The End Of Credit?

Yesterday I got a call from American Express.  I was curtly informed that my True Earnings American Express Cash Rebate Credit Card limit was reduced 90%.  It isn’t a really big deal because I don’t need that sort of limit. I’ve never used more than 40% of the limit anyway. But I was still pissed. It’s very useful when traveling and I enjoy the cash rebate I get with the card.  I’ve been putting my tuition on it and then paying the balance off, which allows me to get some free cash.  Some of the benefits include:

  • 3% cash back for gasoline purchases
  • 3% cash back for restaurant purchases/dining out
  • 2% cash back for travel
  • 1% cash back for everything else, including Costco purchases
  • I guess Amex decided they weren’t making any money on my account so they basically told me my credit limit was now $2,500.  Since my revolving balance is close to that amount every month,  my ratio of available credit to debt ratio will look like its over 80% which will hurt my credit score.

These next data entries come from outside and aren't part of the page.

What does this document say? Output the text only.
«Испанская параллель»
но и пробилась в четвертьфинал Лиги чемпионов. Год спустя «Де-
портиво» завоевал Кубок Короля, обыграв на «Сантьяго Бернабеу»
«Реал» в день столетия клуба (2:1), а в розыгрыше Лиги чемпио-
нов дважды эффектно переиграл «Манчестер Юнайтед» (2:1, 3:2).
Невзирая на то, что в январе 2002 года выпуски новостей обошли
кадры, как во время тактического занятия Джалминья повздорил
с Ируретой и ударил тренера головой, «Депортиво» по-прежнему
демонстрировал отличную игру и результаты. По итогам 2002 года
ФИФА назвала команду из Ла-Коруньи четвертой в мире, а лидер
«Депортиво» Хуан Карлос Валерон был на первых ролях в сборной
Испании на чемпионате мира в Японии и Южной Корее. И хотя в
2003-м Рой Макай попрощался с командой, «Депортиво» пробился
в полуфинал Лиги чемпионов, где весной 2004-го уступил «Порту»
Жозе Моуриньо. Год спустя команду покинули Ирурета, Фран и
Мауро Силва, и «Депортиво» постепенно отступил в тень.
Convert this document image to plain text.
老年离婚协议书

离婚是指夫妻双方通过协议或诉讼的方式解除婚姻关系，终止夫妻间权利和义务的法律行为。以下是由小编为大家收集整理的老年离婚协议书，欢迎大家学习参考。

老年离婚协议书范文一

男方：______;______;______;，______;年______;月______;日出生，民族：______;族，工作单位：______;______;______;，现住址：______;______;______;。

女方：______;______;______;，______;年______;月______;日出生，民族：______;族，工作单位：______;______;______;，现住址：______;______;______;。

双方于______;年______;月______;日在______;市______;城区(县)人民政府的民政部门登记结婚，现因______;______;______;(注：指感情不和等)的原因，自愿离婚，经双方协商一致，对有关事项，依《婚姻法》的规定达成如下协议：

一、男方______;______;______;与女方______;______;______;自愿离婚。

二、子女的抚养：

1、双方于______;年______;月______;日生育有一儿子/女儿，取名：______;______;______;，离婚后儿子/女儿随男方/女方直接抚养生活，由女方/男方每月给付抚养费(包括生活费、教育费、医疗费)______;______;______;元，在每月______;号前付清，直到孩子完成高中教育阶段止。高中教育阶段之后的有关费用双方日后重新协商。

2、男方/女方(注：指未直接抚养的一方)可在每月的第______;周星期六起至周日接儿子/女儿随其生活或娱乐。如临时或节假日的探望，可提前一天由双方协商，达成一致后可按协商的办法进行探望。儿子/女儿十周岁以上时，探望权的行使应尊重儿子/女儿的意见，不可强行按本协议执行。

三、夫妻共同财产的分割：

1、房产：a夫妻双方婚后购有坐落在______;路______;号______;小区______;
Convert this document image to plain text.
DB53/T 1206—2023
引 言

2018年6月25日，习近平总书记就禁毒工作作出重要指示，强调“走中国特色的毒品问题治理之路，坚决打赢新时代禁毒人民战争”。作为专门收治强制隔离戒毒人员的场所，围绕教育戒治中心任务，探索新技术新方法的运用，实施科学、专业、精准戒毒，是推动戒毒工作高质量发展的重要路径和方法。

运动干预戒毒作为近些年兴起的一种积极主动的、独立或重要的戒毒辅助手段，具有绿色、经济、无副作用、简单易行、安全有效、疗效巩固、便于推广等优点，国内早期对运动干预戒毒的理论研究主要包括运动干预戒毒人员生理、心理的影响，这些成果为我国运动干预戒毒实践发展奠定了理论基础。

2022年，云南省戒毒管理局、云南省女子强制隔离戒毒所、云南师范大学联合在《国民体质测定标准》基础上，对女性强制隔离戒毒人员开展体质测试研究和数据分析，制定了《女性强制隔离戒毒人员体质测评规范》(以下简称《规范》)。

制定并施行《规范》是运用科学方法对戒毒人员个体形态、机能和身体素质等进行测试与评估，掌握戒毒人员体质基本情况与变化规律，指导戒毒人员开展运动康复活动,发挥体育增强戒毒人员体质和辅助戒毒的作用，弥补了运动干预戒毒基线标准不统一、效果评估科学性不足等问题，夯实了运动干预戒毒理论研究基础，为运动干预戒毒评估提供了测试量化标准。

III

    Apparently this isn’t an isolated incident. Smart money just had an article about credit card companies reducing credit limits on numerous borrowers, sometimes with the current balance exceeding the new limit.

    While the fees, frozen accounts and default interest rates resulting from credit-line cuts can sting your finances, they can do some serious long-term damage to your credit score. Your credit utilization ratio — the total amount of debt you owe in relation to the amount of credit available to you — accounts for roughly 30% of your score. A credit line cut has the potential to decrease your score by 50 points or more if you don’t have much other available credit, says Craig Watts, spokesman for FICO, the company that calculates and issues the credit score that most lenders use.

    One of my friends just graduated from USC’s Marshall School of Business. Last year he told me that a visiting professor announced in class that consumer lending was going to dry up and people would no longer be able to get credit.  His advice was to get it while they still could!

    Seems like that day has now arrived. Regardless of your credit, skittish credit card companies are reducing credit limits. How do they expect to make any money if they’re not lending money?

    But more importantly, what good is your credit if you can’t borrow any money?  Do you think this might drive people to max out their credit cards while they still have available balances and then default on them?